Желябов предпочитал бродить по городу в одиночестве, хотя его новые товарищи одесситы наперебой предлагали показать «русский Париж».

Париж? Андрей назвал бы Одессу Вавилоном. Русские, армяне, евреи, греки, караимы, французы, итальянцы, поляки — да кого только не встретишь на ярко освещенных солнцем улицах!

По гранитным и известняковым торцам стучат пролетки представителей иностранных фирм, спешат экипажи банкиров, биржевиков, в шарабанах катят коммивояжеры всех национальностей.

На тротуаре живописная мешанина ярких цыганских шалей, тюрбанов, котелков, откровенных грязных лохмотьев. Гортанная речь вплетается в бойкую скороговорку одесского жаргона.

Улицы заставлены домами различных эпох и стилей.
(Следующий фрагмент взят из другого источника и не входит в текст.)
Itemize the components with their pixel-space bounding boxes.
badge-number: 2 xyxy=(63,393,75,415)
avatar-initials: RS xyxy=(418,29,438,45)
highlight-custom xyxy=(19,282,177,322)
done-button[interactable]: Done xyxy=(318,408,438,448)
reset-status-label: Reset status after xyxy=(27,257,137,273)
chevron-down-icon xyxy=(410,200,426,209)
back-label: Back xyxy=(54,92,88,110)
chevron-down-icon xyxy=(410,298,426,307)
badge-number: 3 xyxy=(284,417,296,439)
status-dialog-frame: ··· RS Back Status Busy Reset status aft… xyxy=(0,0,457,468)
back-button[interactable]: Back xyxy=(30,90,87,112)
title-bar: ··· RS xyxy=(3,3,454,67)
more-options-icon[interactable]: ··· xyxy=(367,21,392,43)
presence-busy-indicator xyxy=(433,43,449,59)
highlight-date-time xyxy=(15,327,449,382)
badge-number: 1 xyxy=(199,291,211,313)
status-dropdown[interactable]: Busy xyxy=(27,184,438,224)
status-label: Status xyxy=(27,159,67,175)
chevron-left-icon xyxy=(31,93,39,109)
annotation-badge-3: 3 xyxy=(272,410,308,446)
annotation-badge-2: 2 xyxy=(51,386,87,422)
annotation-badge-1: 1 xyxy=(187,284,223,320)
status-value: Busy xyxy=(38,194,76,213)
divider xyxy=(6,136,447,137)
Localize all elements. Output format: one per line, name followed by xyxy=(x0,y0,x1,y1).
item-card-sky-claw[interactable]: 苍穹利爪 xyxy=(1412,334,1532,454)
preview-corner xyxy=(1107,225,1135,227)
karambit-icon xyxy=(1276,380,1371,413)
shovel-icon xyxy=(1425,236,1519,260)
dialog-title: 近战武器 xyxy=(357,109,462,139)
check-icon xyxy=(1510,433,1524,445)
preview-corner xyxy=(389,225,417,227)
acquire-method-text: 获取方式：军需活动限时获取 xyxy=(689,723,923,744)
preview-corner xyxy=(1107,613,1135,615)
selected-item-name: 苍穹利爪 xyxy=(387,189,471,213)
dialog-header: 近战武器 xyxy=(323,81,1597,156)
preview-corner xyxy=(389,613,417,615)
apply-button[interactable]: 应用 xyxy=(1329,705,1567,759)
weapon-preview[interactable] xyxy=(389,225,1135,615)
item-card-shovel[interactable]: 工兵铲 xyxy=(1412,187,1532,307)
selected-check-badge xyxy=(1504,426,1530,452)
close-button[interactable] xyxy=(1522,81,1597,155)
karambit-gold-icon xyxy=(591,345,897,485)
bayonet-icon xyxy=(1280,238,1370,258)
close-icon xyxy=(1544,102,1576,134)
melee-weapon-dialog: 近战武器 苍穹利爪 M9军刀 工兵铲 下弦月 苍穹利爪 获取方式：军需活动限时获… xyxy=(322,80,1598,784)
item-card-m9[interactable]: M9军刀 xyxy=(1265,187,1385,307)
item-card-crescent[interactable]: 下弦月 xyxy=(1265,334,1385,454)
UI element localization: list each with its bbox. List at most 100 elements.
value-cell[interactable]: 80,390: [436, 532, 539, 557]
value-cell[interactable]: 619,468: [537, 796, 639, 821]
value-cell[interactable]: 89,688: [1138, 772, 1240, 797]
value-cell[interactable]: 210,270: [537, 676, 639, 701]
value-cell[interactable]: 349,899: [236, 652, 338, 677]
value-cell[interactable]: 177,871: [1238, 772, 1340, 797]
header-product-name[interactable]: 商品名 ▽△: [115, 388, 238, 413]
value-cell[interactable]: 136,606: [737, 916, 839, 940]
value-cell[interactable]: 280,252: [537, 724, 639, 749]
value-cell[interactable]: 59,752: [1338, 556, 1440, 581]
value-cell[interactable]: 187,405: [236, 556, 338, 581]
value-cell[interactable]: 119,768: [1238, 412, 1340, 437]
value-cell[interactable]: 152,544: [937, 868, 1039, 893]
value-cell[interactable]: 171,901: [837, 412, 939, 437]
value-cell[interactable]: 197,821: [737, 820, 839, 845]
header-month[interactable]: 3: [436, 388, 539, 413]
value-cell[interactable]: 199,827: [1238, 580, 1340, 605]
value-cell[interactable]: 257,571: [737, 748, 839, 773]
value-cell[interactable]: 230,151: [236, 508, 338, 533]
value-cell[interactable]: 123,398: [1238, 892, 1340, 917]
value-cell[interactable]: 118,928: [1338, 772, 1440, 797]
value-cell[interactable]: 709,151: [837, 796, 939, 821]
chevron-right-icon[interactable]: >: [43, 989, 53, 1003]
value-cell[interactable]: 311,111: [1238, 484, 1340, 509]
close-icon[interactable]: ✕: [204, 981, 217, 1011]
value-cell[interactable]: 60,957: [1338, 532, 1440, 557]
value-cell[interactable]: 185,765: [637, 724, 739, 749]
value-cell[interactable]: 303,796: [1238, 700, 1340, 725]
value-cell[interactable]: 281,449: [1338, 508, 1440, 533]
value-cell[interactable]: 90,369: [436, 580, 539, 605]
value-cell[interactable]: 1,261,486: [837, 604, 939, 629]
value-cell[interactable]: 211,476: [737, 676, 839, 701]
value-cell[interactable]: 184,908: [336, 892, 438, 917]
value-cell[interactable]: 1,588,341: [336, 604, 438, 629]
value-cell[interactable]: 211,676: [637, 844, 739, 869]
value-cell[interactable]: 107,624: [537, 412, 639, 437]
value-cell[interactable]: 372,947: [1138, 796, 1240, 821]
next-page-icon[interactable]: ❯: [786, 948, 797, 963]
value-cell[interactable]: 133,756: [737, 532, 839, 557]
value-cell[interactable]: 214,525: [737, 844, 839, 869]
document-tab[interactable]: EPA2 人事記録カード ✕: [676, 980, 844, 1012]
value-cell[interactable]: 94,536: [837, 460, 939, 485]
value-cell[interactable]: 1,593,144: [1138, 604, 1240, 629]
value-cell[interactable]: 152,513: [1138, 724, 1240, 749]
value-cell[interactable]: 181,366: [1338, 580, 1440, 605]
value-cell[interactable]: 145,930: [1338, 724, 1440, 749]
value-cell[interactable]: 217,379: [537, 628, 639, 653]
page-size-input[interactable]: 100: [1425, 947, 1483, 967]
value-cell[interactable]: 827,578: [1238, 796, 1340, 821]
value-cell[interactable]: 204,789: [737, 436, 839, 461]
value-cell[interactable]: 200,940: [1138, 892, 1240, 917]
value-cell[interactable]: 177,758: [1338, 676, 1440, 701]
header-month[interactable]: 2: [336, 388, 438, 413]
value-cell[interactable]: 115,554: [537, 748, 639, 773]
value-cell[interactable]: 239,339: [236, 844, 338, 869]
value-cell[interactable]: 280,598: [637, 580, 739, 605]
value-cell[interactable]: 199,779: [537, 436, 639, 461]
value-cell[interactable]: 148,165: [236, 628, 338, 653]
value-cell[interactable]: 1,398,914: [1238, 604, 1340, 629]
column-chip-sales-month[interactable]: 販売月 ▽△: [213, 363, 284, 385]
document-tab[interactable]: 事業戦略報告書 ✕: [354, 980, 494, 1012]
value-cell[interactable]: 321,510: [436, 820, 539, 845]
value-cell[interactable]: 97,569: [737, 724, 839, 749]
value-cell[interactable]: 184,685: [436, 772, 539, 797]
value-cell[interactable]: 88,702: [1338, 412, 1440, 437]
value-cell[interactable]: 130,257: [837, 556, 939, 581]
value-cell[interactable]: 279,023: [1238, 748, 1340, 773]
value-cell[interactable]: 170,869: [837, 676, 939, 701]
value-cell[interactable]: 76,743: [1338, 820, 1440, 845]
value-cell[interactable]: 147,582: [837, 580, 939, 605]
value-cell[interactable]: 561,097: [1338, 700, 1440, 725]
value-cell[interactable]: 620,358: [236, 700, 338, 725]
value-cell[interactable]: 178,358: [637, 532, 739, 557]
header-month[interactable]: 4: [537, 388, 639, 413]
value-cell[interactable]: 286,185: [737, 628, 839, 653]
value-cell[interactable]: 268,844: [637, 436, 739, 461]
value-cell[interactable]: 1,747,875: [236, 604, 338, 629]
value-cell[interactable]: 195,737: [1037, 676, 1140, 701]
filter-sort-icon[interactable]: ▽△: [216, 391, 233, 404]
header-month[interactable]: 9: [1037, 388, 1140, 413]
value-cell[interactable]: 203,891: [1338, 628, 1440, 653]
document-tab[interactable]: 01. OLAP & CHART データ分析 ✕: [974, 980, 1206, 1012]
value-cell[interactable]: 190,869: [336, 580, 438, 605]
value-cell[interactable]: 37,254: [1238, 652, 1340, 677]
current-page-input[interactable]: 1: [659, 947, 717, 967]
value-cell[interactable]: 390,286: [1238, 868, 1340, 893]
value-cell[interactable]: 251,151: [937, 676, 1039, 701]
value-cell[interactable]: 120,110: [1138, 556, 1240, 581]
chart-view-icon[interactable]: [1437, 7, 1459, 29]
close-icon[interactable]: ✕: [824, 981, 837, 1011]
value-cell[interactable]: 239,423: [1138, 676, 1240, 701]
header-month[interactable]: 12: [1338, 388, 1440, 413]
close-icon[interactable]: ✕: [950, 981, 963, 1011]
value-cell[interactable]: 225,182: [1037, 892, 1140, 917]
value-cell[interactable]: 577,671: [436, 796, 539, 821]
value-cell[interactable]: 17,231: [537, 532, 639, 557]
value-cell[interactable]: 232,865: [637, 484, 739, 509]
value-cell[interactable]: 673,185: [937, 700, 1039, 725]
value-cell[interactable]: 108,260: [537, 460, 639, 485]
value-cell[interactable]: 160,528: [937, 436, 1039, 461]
Великолепные постройки Торричелли, Боффо, Коклена, роскошные фонтаны, знаменитая лестница к морю и не умолкающий ни на минуту порт, а рядом старообрядческие скиты, добротные бревенчатые хоромы, напоминающие Замоскворечье. На окраинах хижины, землянки. Здесь живут истинные одесситы, потомки древних запорожцев, рыбаки, грузчики, садовники и огородники из пригородов, заводские и портовые рабочие. Пересыпь, Слободка, Молдаванка, Сахалинчик утопают в пыли.